MUSIC REVIEW

Pianist Tao holds over to ace chamber concert

Arkansas Symphony audiences perhaps take for granted that the orchestra brings in, on a continuing basis, world-class soloists.

Twice a year (thanks now to a large bequest by the late E. Lee Ronnell), soloists stick around after a weekend of impressing listeners in Masterworks classical concerts to play chamber music for the ASO's River Rhapsodies series.

So pianist Conrad Tao played Tuesday night at the Clinton Presidential Center in Little Rock, most impressively in a knockout performance of Antonin Dvorak's Piano Quintet No. 2 with the orchestra's Rockefeller Quartet, but also in solo pieces and his own arrangement of a Robert Schumann song.
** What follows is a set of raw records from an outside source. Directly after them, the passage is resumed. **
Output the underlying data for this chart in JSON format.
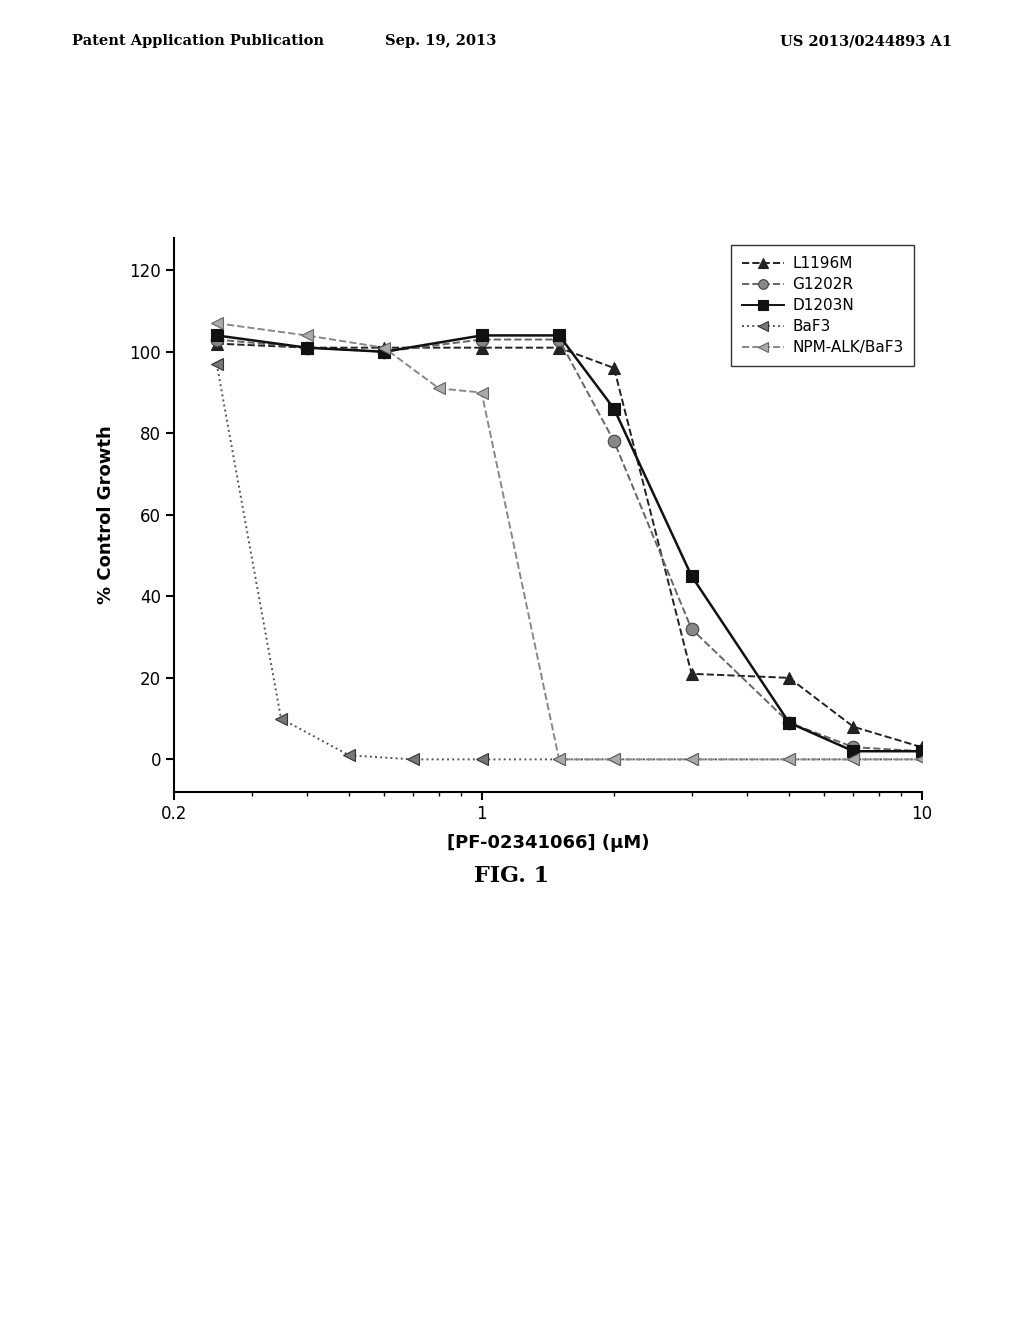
{
  "title": "FIG. 1",
  "xlabel": "[PF-02341066] (μM)",
  "ylabel": "% Control Growth",
  "header_left": "Patent Application Publication",
  "header_center": "Sep. 19, 2013",
  "header_right": "US 2013/0244893 A1",
  "xlim": [
    0.2,
    10
  ],
  "ylim": [
    -8,
    128
  ],
  "yticks": [
    0,
    20,
    40,
    60,
    80,
    100,
    120
  ],
  "series": {
    "L1196M": {
      "x": [
        0.25,
        0.4,
        0.6,
        1.0,
        1.5,
        2.0,
        3.0,
        5.0,
        7.0,
        10.0
      ],
      "y": [
        102,
        101,
        101,
        101,
        101,
        96,
        21,
        20,
        8,
        3
      ],
      "color": "#222222",
      "linestyle": "--",
      "marker": "^",
      "markersize": 8,
      "linewidth": 1.4,
      "markerfacecolor": "#222222",
      "markeredgecolor": "#222222"
    },
    "G1202R": {
      "x": [
        0.25,
        0.4,
        0.6,
        1.0,
        1.5,
        2.0,
        3.0,
        5.0,
        7.0,
        10.0
      ],
      "y": [
        103,
        101,
        100,
        103,
        103,
        78,
        32,
        9,
        3,
        2
      ],
      "color": "#666666",
      "linestyle": "--",
      "marker": "o",
      "markersize": 9,
      "linewidth": 1.4,
      "markerfacecolor": "#888888",
      "markeredgecolor": "#444444"
    },
    "D1203N": {
      "x": [
        0.25,
        0.4,
        0.6,
        1.0,
        1.5,
        2.0,
        3.0,
        5.0,
        7.0,
        10.0
      ],
      "y": [
        104,
        101,
        100,
        104,
        104,
        86,
        45,
        9,
        2,
        2
      ],
      "color": "#111111",
      "linestyle": "-",
      "marker": "s",
      "markersize": 8,
      "linewidth": 1.8,
      "markerfacecolor": "#111111",
      "markeredgecolor": "#111111"
    },
    "BaF3": {
      "x": [
        0.25,
        0.35,
        0.5,
        0.7,
        1.0,
        1.5,
        2.0,
        3.0,
        5.0,
        7.0,
        10.0
      ],
      "y": [
        97,
        10,
        1,
        0,
        0,
        0,
        0,
        0,
        0,
        0,
        0
      ],
      "color": "#555555",
      "linestyle": ":",
      "marker": "<",
      "markersize": 9,
      "linewidth": 1.4,
      "markerfacecolor": "#777777",
      "markeredgecolor": "#333333"
    },
    "NPM-ALK/BaF3": {
      "x": [
        0.25,
        0.4,
        0.6,
        0.8,
        1.0,
        1.5,
        2.0,
        3.0,
        5.0,
        7.0,
        10.0
      ],
      "y": [
        107,
        104,
        101,
        91,
        90,
        0,
        0,
        0,
        0,
        0,
        0
      ],
      "color": "#888888",
      "linestyle": "--",
      "marker": "<",
      "markersize": 9,
      "linewidth": 1.4,
      "markerfacecolor": "#aaaaaa",
      "markeredgecolor": "#666666"
    }
  }
}
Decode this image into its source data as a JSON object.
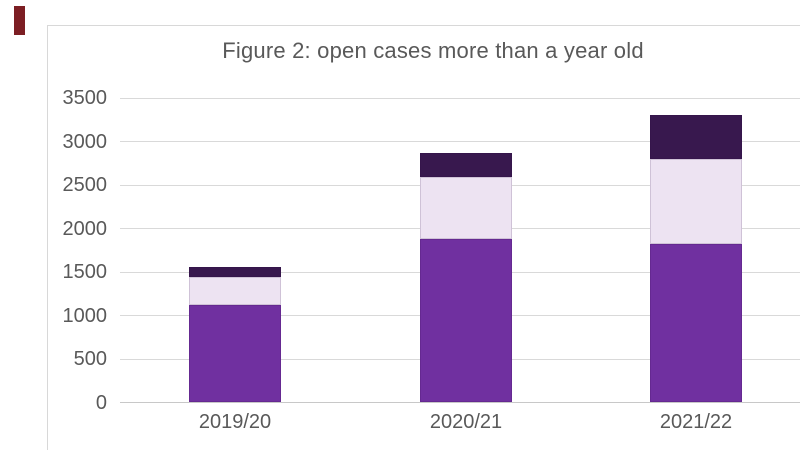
{
  "page": {
    "background_color": "#ffffff",
    "corner_mark_color": "#7C1E23"
  },
  "chart": {
    "title": "Figure 2: open cases more than a year old",
    "text_color": "#595959",
    "grid_color": "#D9D9D9",
    "axis_line_color": "#C8C8C8",
    "border_color": "#D8D8D8"
  },
  "chart_data": {
    "type": "bar",
    "stacked": true,
    "title": "Figure 2: open cases more than a year old",
    "categories": [
      "2019/20",
      "2020/21",
      "2021/22"
    ],
    "series": [
      {
        "name": "bottom segment (purple)",
        "color": "#7030A0",
        "values": [
          1120,
          1880,
          1820
        ]
      },
      {
        "name": "middle segment (pale lavender)",
        "color": "#EDE3F2",
        "values": [
          320,
          710,
          980
        ]
      },
      {
        "name": "top segment (dark purple)",
        "color": "#38184E",
        "values": [
          120,
          280,
          500
        ]
      }
    ],
    "totals": [
      1560,
      2870,
      3300
    ],
    "xlabel": "",
    "ylabel": "",
    "ylim": [
      0,
      3500
    ],
    "yticks": [
      0,
      500,
      1000,
      1500,
      2000,
      2500,
      3000,
      3500
    ],
    "ytick_labels": [
      "0",
      "500",
      "1000",
      "1500",
      "2000",
      "2500",
      "3000",
      "3500"
    ],
    "legend": "none",
    "grid": "horizontal"
  }
}
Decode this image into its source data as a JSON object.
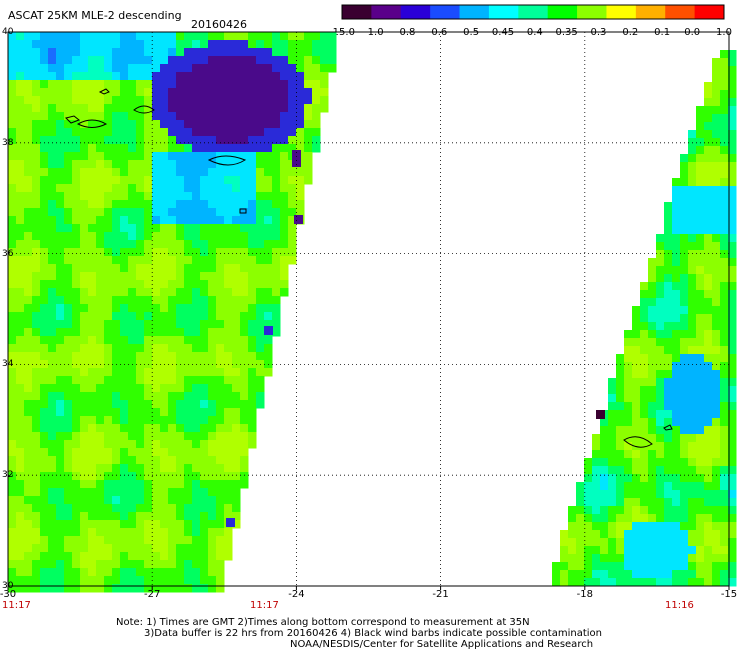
{
  "header": {
    "product": "ASCAT 25KM MLE-2 descending",
    "date": "20160426"
  },
  "colorbar": {
    "labels": [
      "-15.0",
      "-1.0",
      "-0.8",
      "-0.6",
      "-0.5",
      "-0.45",
      "-0.4",
      "-0.35",
      "-0.3",
      "-0.2",
      "-0.1",
      "0.0",
      "1.0"
    ],
    "colors": [
      "#3a0030",
      "#5a008a",
      "#2a00d8",
      "#1a4cff",
      "#00b4ff",
      "#00ffff",
      "#00ff9a",
      "#00ff00",
      "#8cff00",
      "#ffff00",
      "#ffb000",
      "#ff5000",
      "#ff0000"
    ]
  },
  "axes": {
    "y_ticks": [
      "40",
      "38",
      "36",
      "34",
      "32",
      "30"
    ],
    "x_ticks": [
      "-30",
      "-27",
      "-24",
      "-21",
      "-18",
      "-15"
    ]
  },
  "swath_times": {
    "left_1": "11:17",
    "left_2": "11:17",
    "right": "11:16"
  },
  "notes": {
    "line1": "Note: 1) Times are GMT  2)Times along bottom correspond to measurement at 35N",
    "line2": "3)Data buffer is 22 hrs from 20160426  4) Black wind barbs indicate possible contamination",
    "line3": "NOAA/NESDIS/Center for Satellite Applications and Research"
  },
  "map": {
    "lon_range": [
      -30,
      -15
    ],
    "lat_range": [
      30,
      40
    ],
    "grid_lon": [
      -27,
      -24,
      -21,
      -18
    ],
    "grid_lat": [
      38,
      36,
      34,
      32
    ]
  }
}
Dvorak's quintet is at, or near, the apex of the chamber music repertoire, a near-perfect collaboration between piano and strings, and Tao and the quartet -- Trisha McGovern Freeney and Linnaea Brophy, violins; Katherine Reynolds, viola; and Jacob Wunsch, cello -- did not disappoint in the least. Tempos and balance were excellent and the players were fine in ensemble and also in the moments when the composer let them shine individually.

As a lead-in, Tao joined Freeney and Wunsch in his own piano-trio arrangement of "Auf einer Burg" from Schumann's "Liederkreis" song cycle; as it sort of died away and didn't give the audience a chance to applaud, there was a little confusion as the musicians almost immediately started playing the Dvorak piece.

Tao opened the concert with a "suite" set of solos, including one of his own -- "All I Have Forgotten, or Tried to Do"; two by Sergei Rachmaninoff -- "Daisies" and the 18th Variation from "Rhapsody on a Theme of Paganini"; and two jazz works: Art Tatum's "version" of "Over the Rainbow" (to which he treated listeners as an encore to his performance of Rachmaninoff's Piano Concerto No. 3 over the weekend) and Billy Strayhorn's "Lush Life," which -- surprise! -- he also sang.